Ottawa Backs Clean Tech With $28.9M Investment

Ottawa has announced $28.9 million in new federal funding to advance carbon capture, utilization, and storage (CCUS) technologies alongside a range of other clean tech initiatives. The announcement underscores Canada's commitment to meeting its climate targets while building out the domestic clean energy sector.

The funding will be directed toward a mix of projects aimed at reducing industrial greenhouse gas emissions, with carbon capture technology taking centre stage. CCUS works by intercepting CO2 emissions at the source — whether from power plants, cement factories, or oil and gas facilities — and storing that carbon underground or repurposing it for industrial use, preventing it from entering the atmosphere.

Why Carbon Capture Matters for Canada

Canada has identified carbon capture as a critical tool in its net-zero roadmap. While renewable energy gets much of the spotlight, decarbonizing heavy industries — mining, steel, cement, and resource extraction — is far more technically challenging. CCUS bridges that gap, allowing emissions-intensive operations to continue while significantly reducing their climate footprint.

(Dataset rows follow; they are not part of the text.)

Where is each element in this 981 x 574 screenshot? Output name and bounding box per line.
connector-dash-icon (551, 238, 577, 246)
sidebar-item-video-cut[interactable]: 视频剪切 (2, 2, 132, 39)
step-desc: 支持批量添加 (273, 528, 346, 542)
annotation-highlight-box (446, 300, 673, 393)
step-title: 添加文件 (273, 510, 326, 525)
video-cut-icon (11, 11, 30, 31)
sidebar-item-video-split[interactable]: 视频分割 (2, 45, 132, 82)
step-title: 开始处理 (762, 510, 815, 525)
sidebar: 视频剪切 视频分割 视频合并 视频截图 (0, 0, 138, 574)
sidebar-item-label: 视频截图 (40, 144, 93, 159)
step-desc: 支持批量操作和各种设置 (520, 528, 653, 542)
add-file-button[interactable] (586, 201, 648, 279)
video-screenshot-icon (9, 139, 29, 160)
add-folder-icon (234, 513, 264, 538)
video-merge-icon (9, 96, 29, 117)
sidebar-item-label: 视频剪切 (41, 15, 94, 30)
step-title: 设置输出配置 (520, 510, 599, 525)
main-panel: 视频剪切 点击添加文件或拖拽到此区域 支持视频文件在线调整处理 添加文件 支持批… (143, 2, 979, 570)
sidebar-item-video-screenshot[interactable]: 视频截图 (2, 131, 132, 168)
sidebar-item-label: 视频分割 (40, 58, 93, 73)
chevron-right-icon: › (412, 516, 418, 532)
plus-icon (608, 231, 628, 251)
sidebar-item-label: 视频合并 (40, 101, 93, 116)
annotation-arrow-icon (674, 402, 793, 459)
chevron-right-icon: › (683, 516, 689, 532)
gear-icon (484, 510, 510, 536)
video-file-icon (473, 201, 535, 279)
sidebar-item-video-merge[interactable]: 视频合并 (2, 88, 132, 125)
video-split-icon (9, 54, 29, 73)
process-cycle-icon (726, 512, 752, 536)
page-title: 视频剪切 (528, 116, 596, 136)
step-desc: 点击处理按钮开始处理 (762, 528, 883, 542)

For Ottawa-area residents, this kind of investment may feel abstract, but its ripple effects are very real. Cleaner industrial processes mean improved air quality, stronger climate accountability, and a more competitive Canadian economy in a world increasingly demanding low-carbon goods and services.

Clean Tech: A Growing Priority

Beyond carbon capture, the funding envelope covers a broader portfolio of clean technology projects — ranging from energy storage solutions and green hydrogen research to next-generation grid technologies. These are the building blocks of the future economy, and Canada is working to ensure it has a seat at the table as global demand for clean tech scales rapidly.

The federal government has been ramping up clean tech spending significantly in recent years, competing with massive American incentive programs introduced through the Inflation Reduction Act. Keeping Canadian companies and researchers competitive has become a matter of both economic and national strategic interest.

What It Means Locally

While the specific project recipients have not all been detailed publicly, investments of this kind often benefit universities, research institutions, and tech firms spread across the country — including those in the Ottawa-Gatineau region. Carleton University and the University of Ottawa both have active sustainability and engineering research programs that have historically tapped into federal clean tech funding streams.

For Ottawans watching the city grow its reputation as a hub for government-adjacent tech and innovation, announcements like this serve as a reminder that the capital isn't just where policy gets written — it's also where the cheques get signed for the country's future.

Expect more details on individual project recipients to emerge in the coming weeks as the government finalizes agreements with funding recipients.